She was born Eliza F. Cooke, at Independence, Oregon, May 1, 1860. Her father was Charles P. Cooke, who served as a lieutenant in the battles of Monterey and Buena Vista in the Mexican War. He was a descendent of Puritans who came to this country on the Mayflower. Her mother was Susan Brewster Cooke, also a descendent of colonial stock.

Her father came to California in the gold rush of 1849 and a year later came north to Astoria. He began merchandising in Independence, Oregon, remaining there until 1867, when he moved to the Moxee Valley, where he took up government land. Three years later he moved to the Kittitas Valley. He was a member of the territorial legislature in 1873 and again in 1876. In 1886 he again was a member of the legislature, representing what is now Yakima, Kittitas, Franklin, Douglas, Adams, Grant, Lincoln counties and a part of Chelan County. He was first county auditor of Yakima county and also school superintendent. He was prominent in the organization of the two counties of Yakima and Kittitas.

Mrs. Schnebly leaves 10 children, all living and all residents of Kittitas County. She leaves 26 grandchildren and 16 great grandchildren. The pallbearers were her own grandsons, who are residents of the valley. She also leaves one brother, M. D. Cooke, also a resident of the Kittitas Valley.

The 10 children are Fred C., P. Dorsey, Joseph J., Frank B., Rufus and Robert, Miss Lillian Schnebly, Mrs. John J. (Jean) Paul, Mrs. C. C. (Edith) McGrananhan, and Mrs. John (Edna) Howell.

The grandsons who were pallbearers are Henry, Frank, Joseph, Don and Bill Schnebly, Phillip and John Paul, Jr., and James Howell; other grandsons are in the country’s services.

Mrs. Schnebly was married to Phillip H. Schnebly here on November 12, 1877. Her husband was one of the best known cattlemen and ranchers of Central Washington. His father was publisher of the Ellensburg Weekly Localizer and had been publisher of the Oregon Spectator, the first newspaper founded in the Pacific Northwest. Her husband was prominently identified with the High Line Canal, one of the directors in the early stages, while her oldest son, Fred, is a director of the completed project, the Kittitas Reclamation District.

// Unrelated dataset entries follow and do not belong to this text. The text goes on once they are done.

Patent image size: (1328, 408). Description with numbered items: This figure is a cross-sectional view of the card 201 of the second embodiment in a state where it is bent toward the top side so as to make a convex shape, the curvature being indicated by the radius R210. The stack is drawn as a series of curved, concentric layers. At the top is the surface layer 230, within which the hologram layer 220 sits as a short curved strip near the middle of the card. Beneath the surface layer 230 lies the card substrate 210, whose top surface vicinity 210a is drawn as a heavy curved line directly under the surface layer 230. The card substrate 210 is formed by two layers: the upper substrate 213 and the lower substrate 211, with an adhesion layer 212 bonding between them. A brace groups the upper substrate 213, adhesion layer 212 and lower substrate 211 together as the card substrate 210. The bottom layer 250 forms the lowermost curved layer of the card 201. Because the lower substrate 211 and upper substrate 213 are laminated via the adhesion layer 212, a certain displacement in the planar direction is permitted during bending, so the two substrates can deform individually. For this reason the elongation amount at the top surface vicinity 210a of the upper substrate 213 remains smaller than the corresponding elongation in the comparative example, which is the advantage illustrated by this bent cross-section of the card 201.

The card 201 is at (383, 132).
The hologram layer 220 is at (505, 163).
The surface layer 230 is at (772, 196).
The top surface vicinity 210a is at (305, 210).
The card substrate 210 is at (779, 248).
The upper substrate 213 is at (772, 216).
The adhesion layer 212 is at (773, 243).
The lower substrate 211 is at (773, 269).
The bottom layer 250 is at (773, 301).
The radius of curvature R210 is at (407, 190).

The sons have continued in the cattle business, of which their father was one of the best known pioneer stockmen of the state. Mrs. Schnebly was a true pioneer in every sense of the word. Her tales of the Perkins Massacre and other Indian troubles were thrilling stories, although she and her family were on cordial terms with the Indians of the district.

She was a lifelong member of the Episcopal Church and three years ago was awarded the Bishop’s Cross from the Rt. Rev. Edward M. Cross, for her lifelong service to the church.